心臓部は21速AT ジョンディア 9RX(2) 圧巻の牽引力と快適性 気になるお値段は?
公開 : 2026.01.21 18:10
世界で最も高馬力な量産トラクター、9RX 18L直6ツインターボは926ps 農作業を快適にこなせるキャビン 心臓部は高度な21速AT 驚くほど滑らかな走り UK編集部が農地の怪物を体験
もくじ
ー心臓部に当たる21速AT 驚くほど滑らか
ー洗練された運転体験 自動化が進む農業
ー時間と労力を考えれば価値ある投資
ー他を圧倒する牽引能力と快適性
ージョンディア 9RX 830(英国仕様)のスペック
心臓部に当たる21速AT 驚くほど滑らか
世界最強トラクター、ジョンディア 9RX 830が搭載するのは、スイスのリープヘル社と共同開発された直列6気筒ツインターボディーゼルの、JD18Xエンジン。多くの大型トラクターは、バランスに優れ滑らかな直6エンジンを積むのだとか。
実際、9RX 830も回転振動が小さい。排気量は18Lもあるから、大量の軽油を燃やし静かではないものの、予想より穏やかだ。21速ATの変速ショックは、稀に大きい。最大トルクが432.6kg-mもあるから、当然かもしれない。

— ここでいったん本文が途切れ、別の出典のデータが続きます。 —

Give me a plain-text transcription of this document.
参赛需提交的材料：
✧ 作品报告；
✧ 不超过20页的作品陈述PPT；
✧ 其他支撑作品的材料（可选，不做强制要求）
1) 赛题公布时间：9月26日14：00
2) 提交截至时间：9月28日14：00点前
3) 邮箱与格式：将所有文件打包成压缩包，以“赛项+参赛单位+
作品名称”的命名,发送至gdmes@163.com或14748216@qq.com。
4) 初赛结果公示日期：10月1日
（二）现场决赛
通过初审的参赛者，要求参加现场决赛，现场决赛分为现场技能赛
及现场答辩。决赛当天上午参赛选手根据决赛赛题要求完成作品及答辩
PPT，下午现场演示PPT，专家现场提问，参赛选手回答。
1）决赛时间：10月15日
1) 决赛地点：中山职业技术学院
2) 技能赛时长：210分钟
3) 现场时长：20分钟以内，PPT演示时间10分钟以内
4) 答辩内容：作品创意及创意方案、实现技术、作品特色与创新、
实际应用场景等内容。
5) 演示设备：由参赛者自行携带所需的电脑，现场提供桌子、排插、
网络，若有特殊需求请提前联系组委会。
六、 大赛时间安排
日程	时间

作業時は、アームレスト側にあるスライダーで回転数を指定し、ボタンで希望の速度を設定し、クルーズコントロールで走らせるという。牽引する耕作機械を地面へ押し込むと、負荷に応じて自動的に必要なギアが選択され、淡々と仕事がこなされる。
21速ATが、9RX 830の心臓部に当たるという説明へ納得。驚くほど滑らかに、柔らかな畑を巨体が進む。今回指定した回転数は1200rpm。50%の負荷状態らしい。
洗練された運転体験 自動化が進む農業
当然だが、倉庫から畑までの移動時など、ドライバーが任意に運転もできる。負荷がない状態では、43km/hまで加速できるとか。ステアリングホイールは軽く回せる。視界が広く、小回りは驚くほど良く効き、方向転換も難しくない。
駆動用ホイール側には備わらないが、キャビンとシートはサスペンションで支えられ、乗り心地は素晴らしい。車重は約34tあるから、極めてフラットで安定している。

近年の農業は、自動化が進んでいる。英国の場合、殆どの農家はGPSで畑を25mm単位でマッピングし、トラクターを効率的に動かせるシステムを導入しているそうだ。9RX 830も、モニターへ示されたガイドラインへ導けば、あとは自律的に走ってくれた。
運転体験は、かなり洗練されている。とはいえ、牽引する農耕機械が地面の硬い部分へ引っかかると、激しい衝撃が伝わる。手元が狂いそうになるほど。
時間と労力を考えれば価値ある投資
基本的には、クルーズコントロールをオンにし、農耕器具の動作ボタンを押せば、後はトラクター任せ。エアコンの効いた車内で、ラジオを聞いて過ごせる。
「自動化は未来の農業に不可欠です」。とジョンディア社のハーベイ・コール氏は話す。
それでも、畑へ紛れ込んだ子どもまで耕さないよう、運転手による監視は欠かせない。

この頼もしいトラクターのお値段は、英国では93万ポンド(約1億9344万円)。今回の試乗車は、快適なオプションが備わるシグネチャーエディションで、少しお高めだという。ちなみにエンジンオイル交換は、500時間毎が指定されている。
生産数がクルマほど多くないトラクターは一般的に高額だが、節約できる時間と労力を考えれば、価値ある投資といえる。ただし、英国の農地の広さを考えると、過剰な能力かもしれない。多くの場合、もっと小さなトラクターが利用されている。